Providing statistics from 2017, Davis claimed that “two-thirds of kids didn’t know that nicotine was even present in a JUUL, 20 percent believed that the smoke was only water and as you guys just learned, it’s not just water vapor, a quarter of them thought that e-cigarettes were not a tobacco product at all, and kids felt like the mango flavored JUUL was less harmful than tobacco flavored JUUL.”
Dr. Davis added that educating kids on the truth of e-cigarettes was the best way to combat their use.
One question Dr. Davis regularly hears about e-cigarettes is “how did this become such a big thing?”
“I think the first thing is that it’s perceived as a less risky alternative, which it is,” he said, before adding peer pressure and anxiety as two other common reasons teens give for using e-cigarettes.
Dr. Davis did clarify that data supports claims that e-cigarettes are an effective way for adults to quit smoking. “It’s a very different environment for adults to be using e-cigarettes,” he stated. “But, with kids, it’s really a small minority who are using it to help them stop smoking cigarettes.”
After the presentation, one parent posed a question about the difference between tobacco and nicotine. “I know nicotine’s highly addictive,” she said. “But, is it tobacco that causes cancer?”
“Nicotine’s the thing that gets people to keep doing this [smoking], but it’s all the other ingredients— once you set the tobacco leaf on fire and inhale it, it’s got all kinds of carcinogens,” said Dr.
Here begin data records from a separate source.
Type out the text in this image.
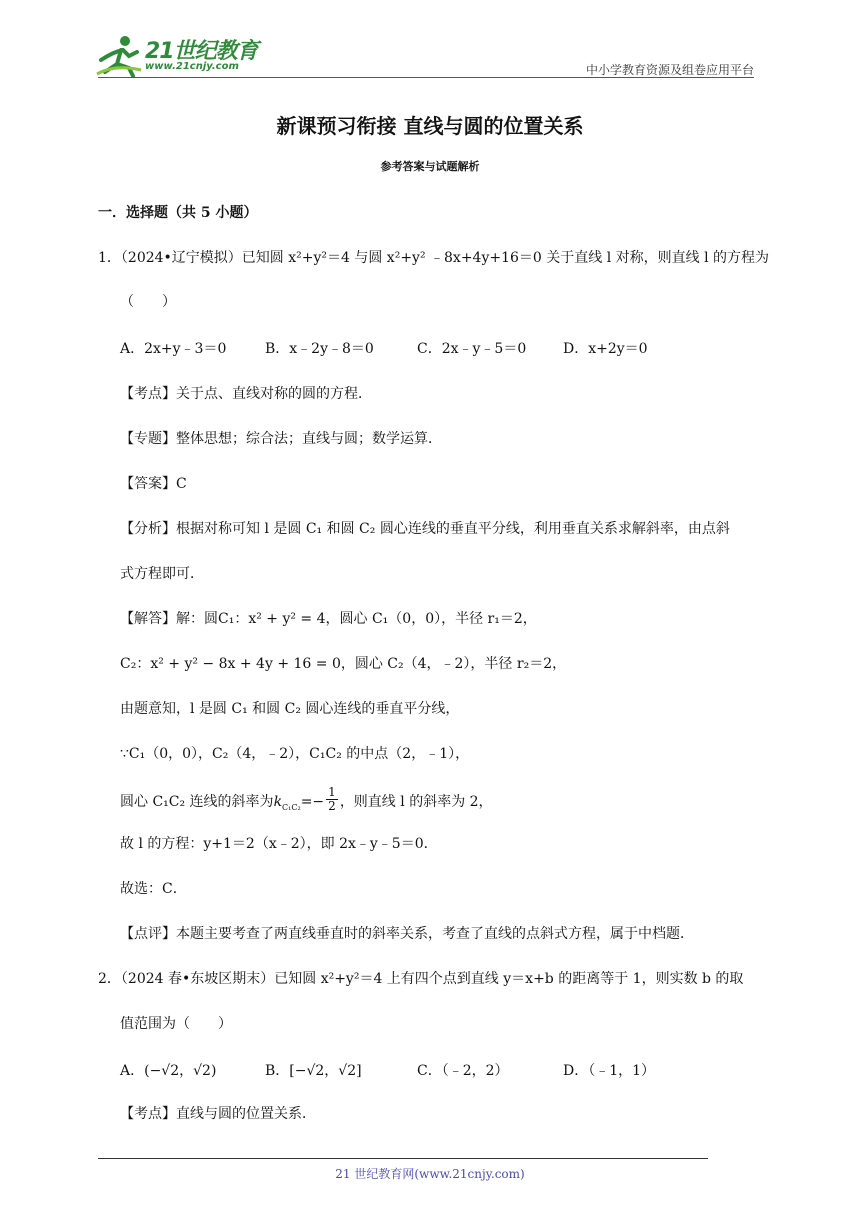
21世纪教育
www.21cnjy.com	中小学教育资源及组卷应用平台
新课预习衔接 直线与圆的位置关系
参考答案与试题解析
一．选择题（共 5 小题）
1．（2024•辽宁模拟）已知圆 x²+y²＝4 与圆 x²+y² ﹣8x+4y+16＝0 关于直线 l 对称，则直线 l 的方程为
（　　）
A．2x+y﹣3＝0	B．x﹣2y﹣8＝0	C．2x﹣y﹣5＝0	D．x+2y＝0
【考点】关于点、直线对称的圆的方程．
【专题】整体思想；综合法；直线与圆；数学运算．
【答案】C
【分析】根据对称可知 l 是圆 C₁ 和圆 C₂ 圆心连线的垂直平分线，利用垂直关系求解斜率，由点斜
式方程即可．
【解答】解：圆C₁：x² + y² = 4，圆心 C₁（0，0），半径 r₁＝2，
C₂：x² + y² − 8x + 4y + 16 = 0，圆心 C₂（4，﹣2），半径 r₂＝2，
由题意知，l 是圆 C₁ 和圆 C₂ 圆心连线的垂直平分线，
∵C₁（0，0），C₂（4，﹣2），C₁C₂ 的中点（2，﹣1），
圆心 C₁C₂ 连线的斜率为$k_{C_1C_2}=- \frac{1}{2}$ ，则直线 l 的斜率为 2，
故 l 的方程：y+1＝2（x﹣2），即 2x﹣y﹣5＝0．
故选：C．
【点评】本题主要考查了两直线垂直时的斜率关系，考查了直线的点斜式方程，属于中档题．
2．（2024 春•东坡区期末）已知圆 x²+y²＝4 上有四个点到直线 y＝x+b 的距离等于 1，则实数 b 的取
值范围为（　　）
A．(−√2，√2)	B．[−√2，√2]	C．（﹣2，2）	D．（﹣1，1）
【考点】直线与圆的位置关系．
21 世纪教育网(www.21cnjy.com)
Gray.
One attendant asked what the harm was if there’s no smoke. “It’s a vapor that has solvents and other chemicals in it,” Dr. Gray responded. Those solvents leave some ambiguous long-term effects that have many health officials concerned.
“It is not smoke,” Dr. Smith added. “It is not cigarette smoke, but it is an aerosol that resembles cigarette smoke.”
Another parent wanted to know how e-cigarettes, specifically JUULs, functioned. Dr. Smith demonstrated the basics, pointing out the cartridge that contains the nicotine oil and described how the device is charged on a computer.
The presentation covered the basic topics associated with vaping. It served as an important primer in combating e-cigarette usage among teens.